En même temps, elle joue sur le fait que, contrairement à la situation qui prévalait au moment de la guerre du Golfe (1991), la politique américaine est, hormis pour la Grande-Bretagne, loin d'être approuvée, que ce soit chez les grands impérialismes ou chez les moins grands (les pays arabes par exemple). De ce fait, en tant que grande puissance, sa politique impérialiste actuelle, marquée par son opposition aux USA, a toutes les chances d'avoir des échos de par le monde et la fait apparaître naturellement et de plus en plus clairement comme le leader de tous les anti-yankees. C'est une manifestation évidente de la tendance naturelle, dans le capitalisme décadent, à la formation de blocs impérialistes en vue d'une guerre mondiale.

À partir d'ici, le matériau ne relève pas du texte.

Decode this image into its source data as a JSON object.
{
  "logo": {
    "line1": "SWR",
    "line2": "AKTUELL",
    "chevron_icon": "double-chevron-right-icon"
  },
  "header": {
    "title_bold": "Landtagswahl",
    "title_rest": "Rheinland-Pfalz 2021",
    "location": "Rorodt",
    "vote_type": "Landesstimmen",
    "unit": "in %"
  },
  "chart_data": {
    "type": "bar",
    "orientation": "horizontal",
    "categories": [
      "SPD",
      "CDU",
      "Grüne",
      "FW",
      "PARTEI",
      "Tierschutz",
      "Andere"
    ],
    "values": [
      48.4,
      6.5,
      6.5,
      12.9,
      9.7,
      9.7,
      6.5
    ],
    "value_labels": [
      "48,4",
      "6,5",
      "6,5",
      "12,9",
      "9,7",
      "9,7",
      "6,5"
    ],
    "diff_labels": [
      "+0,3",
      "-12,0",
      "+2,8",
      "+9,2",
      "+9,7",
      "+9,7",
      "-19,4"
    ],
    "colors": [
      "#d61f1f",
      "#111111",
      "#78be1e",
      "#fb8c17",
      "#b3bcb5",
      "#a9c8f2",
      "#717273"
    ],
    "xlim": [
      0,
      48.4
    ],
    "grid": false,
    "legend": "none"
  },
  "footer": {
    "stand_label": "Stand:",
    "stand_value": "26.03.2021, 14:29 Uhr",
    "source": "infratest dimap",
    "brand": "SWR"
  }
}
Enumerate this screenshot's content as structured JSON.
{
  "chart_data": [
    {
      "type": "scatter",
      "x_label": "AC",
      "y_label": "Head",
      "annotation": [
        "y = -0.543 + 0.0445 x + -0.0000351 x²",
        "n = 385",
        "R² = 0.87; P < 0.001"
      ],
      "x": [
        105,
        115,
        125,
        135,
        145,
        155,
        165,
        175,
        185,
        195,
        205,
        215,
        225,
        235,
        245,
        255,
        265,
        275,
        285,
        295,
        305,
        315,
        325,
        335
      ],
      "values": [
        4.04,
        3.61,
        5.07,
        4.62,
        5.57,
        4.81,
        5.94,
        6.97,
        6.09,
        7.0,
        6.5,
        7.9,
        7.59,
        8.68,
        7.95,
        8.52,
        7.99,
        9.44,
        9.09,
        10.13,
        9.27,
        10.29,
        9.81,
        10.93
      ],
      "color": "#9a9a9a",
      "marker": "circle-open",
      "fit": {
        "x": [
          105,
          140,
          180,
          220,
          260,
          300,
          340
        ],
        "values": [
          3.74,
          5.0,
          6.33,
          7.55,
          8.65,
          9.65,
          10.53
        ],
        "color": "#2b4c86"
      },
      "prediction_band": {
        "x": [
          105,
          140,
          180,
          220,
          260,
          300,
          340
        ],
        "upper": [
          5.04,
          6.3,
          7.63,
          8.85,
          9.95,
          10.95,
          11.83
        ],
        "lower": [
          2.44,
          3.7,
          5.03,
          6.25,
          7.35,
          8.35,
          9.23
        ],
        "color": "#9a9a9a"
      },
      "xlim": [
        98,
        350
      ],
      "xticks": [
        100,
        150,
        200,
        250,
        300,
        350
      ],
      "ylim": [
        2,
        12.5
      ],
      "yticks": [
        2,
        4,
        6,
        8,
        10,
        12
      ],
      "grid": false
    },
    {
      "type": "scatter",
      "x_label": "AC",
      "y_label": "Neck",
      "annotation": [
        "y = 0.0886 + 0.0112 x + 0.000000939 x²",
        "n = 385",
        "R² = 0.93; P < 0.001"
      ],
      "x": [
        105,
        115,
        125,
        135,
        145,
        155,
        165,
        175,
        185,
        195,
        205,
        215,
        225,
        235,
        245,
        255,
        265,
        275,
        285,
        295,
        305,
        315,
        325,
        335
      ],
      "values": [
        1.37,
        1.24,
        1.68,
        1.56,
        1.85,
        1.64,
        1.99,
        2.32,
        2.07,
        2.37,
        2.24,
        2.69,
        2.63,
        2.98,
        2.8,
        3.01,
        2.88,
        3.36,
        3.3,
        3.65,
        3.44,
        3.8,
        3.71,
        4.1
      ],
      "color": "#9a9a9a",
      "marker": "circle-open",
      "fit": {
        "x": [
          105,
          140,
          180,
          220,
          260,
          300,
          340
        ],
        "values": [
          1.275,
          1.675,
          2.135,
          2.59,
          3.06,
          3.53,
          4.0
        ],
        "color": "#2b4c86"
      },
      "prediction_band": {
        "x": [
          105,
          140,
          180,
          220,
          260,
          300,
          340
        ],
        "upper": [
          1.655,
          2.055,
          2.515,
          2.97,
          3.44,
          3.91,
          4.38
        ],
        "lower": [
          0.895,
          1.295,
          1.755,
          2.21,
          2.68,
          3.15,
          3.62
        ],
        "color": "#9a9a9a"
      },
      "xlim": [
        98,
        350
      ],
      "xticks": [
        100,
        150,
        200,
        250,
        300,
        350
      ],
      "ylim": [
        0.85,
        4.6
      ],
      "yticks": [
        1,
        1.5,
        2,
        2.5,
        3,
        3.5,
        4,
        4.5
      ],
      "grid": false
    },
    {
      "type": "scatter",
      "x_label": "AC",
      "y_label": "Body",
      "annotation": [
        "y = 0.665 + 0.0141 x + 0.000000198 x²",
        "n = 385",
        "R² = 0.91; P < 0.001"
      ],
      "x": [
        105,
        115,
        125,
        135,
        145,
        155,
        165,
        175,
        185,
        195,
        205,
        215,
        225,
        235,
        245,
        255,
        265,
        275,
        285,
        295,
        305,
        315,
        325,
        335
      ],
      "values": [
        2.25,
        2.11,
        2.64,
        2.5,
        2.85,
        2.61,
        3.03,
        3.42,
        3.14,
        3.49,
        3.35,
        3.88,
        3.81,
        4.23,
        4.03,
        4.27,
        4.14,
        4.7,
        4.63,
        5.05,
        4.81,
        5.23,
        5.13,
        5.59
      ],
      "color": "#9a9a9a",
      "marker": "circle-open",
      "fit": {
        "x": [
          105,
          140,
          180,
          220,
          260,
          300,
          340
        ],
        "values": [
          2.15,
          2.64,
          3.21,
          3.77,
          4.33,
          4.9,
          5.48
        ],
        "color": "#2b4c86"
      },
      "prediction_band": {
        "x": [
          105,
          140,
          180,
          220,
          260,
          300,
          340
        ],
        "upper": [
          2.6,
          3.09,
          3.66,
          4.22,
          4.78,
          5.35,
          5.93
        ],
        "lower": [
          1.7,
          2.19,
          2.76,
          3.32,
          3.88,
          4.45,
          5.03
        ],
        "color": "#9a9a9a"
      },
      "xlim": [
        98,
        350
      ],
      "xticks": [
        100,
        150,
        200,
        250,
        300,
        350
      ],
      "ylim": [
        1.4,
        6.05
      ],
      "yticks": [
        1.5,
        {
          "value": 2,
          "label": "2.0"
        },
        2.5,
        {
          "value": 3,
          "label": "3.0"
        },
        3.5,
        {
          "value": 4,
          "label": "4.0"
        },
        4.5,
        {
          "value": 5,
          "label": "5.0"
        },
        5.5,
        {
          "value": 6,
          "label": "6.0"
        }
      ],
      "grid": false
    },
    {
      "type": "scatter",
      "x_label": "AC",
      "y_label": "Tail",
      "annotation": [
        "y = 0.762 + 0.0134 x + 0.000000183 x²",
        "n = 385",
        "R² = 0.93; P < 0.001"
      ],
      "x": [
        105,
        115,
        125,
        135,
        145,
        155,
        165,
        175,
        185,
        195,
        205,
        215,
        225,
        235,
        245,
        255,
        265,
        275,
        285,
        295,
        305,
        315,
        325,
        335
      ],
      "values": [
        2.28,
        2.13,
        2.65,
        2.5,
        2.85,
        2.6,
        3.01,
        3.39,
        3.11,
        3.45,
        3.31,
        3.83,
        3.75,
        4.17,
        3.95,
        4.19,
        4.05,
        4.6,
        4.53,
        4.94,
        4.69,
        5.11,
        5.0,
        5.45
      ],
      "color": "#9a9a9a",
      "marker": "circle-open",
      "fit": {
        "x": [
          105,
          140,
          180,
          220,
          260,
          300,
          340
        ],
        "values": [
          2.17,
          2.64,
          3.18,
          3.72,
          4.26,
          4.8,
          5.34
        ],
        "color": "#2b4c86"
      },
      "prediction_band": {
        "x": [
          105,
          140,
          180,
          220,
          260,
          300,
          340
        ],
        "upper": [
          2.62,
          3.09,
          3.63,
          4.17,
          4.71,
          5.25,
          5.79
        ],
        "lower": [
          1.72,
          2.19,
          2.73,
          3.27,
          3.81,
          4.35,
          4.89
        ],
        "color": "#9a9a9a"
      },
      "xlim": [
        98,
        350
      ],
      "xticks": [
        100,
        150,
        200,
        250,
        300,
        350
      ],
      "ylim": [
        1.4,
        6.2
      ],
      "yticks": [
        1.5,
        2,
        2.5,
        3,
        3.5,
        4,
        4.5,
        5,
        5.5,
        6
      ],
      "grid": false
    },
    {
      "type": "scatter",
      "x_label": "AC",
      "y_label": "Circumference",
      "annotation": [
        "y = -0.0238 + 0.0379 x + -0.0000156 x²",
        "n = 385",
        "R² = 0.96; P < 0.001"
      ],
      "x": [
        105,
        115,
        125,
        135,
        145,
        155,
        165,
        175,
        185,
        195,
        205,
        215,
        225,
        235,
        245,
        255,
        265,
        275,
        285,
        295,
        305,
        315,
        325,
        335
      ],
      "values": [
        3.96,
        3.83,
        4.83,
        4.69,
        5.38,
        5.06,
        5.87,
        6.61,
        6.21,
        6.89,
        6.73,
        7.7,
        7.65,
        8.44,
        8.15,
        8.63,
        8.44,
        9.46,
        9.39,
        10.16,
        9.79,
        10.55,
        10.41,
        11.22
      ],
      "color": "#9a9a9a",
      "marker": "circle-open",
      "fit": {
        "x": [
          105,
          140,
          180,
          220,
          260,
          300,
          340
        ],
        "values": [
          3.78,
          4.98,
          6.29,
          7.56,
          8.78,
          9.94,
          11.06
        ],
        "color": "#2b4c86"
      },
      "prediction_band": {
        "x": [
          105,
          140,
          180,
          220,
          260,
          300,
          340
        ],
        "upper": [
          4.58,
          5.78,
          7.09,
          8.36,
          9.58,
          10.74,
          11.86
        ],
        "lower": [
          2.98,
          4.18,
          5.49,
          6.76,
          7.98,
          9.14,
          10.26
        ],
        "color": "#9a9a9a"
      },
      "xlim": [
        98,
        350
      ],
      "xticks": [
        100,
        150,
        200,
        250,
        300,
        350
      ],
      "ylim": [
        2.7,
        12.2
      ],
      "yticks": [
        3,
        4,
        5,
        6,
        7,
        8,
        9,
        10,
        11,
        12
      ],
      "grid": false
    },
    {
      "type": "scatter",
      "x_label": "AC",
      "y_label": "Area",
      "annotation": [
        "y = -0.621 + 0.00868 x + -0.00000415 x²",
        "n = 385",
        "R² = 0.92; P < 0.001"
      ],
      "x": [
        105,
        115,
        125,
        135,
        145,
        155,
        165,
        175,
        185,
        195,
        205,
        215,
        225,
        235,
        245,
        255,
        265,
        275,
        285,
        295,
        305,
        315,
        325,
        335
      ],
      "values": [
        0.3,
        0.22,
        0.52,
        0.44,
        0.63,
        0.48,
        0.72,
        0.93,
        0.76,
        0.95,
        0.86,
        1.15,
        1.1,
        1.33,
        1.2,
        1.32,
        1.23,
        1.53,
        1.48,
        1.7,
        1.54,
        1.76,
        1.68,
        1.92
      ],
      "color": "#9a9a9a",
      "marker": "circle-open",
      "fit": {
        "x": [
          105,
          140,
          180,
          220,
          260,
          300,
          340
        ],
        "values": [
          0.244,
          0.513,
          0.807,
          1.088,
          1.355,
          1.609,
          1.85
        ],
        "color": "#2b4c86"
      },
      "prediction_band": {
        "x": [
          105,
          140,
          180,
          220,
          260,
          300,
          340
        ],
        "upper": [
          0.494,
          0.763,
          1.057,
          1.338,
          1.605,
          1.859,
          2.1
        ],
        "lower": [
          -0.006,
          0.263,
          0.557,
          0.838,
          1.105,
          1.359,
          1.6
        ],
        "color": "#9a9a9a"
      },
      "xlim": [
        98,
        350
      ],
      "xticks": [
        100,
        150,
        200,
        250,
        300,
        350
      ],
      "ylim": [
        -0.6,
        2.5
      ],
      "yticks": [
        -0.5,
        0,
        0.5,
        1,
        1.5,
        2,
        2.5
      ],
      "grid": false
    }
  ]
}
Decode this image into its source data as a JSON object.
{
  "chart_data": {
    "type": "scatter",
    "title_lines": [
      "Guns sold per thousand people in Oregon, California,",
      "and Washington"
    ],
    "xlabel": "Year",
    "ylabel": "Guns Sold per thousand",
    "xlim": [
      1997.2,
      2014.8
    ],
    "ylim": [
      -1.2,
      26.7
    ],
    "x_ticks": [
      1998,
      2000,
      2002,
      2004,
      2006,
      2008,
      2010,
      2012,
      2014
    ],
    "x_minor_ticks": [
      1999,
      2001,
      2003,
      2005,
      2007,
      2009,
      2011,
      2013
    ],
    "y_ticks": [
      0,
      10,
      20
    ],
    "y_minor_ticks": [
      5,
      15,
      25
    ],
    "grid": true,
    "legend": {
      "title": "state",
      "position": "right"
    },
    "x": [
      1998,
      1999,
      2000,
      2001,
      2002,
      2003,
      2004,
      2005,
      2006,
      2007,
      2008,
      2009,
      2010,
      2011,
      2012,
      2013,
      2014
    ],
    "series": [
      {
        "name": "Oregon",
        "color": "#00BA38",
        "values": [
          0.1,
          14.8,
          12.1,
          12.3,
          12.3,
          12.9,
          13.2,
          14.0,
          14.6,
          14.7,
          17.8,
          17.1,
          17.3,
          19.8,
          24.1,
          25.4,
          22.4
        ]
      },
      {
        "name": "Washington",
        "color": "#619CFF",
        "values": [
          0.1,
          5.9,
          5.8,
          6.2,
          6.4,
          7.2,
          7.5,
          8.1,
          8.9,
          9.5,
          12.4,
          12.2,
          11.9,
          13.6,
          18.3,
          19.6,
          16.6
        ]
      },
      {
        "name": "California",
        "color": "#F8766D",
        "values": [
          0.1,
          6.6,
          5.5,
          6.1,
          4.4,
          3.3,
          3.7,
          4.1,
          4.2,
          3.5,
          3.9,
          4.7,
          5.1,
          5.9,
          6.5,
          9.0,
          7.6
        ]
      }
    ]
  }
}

- Concernant la question prolétarienne, il est clair que celle-ci ne se pose pas de façon immédiate et n'oblige pas, aujourd'hui, la bourgeoisie à se doter, dans l'opposition, de forces de gauche importantes. Cependant, il est important de constater que la classe dominante, tout en maintenant ses principaux partis de gauche au pouvoir, se dote d'une configuration qui pourra lui permettre de modifier aisément et rapidement son dispositif politique si la question prolétarienne l'y contraint. En effet, il suffit, par exemple, que les Verts, voire même une toute petite minorité d'entre eux, s'opposent à la politique gouvernementale pour faire basculer la majorité, la faire changer de camp, de permettre à la droite de revenir aux responsabilités et à la gauche de retourner dans l'opposition.
Le résultat des dernières élections en Allemagne n'a rien d'aléatoire. Il montre au contraire que la bourgeoisie de ce pays capitaliste de premier plan a parfaitement intégré les enjeux de la situation, en particulier de celle qui prévaut depuis le 11 septembre dernier.
Jonas, le 28 septembre 2002.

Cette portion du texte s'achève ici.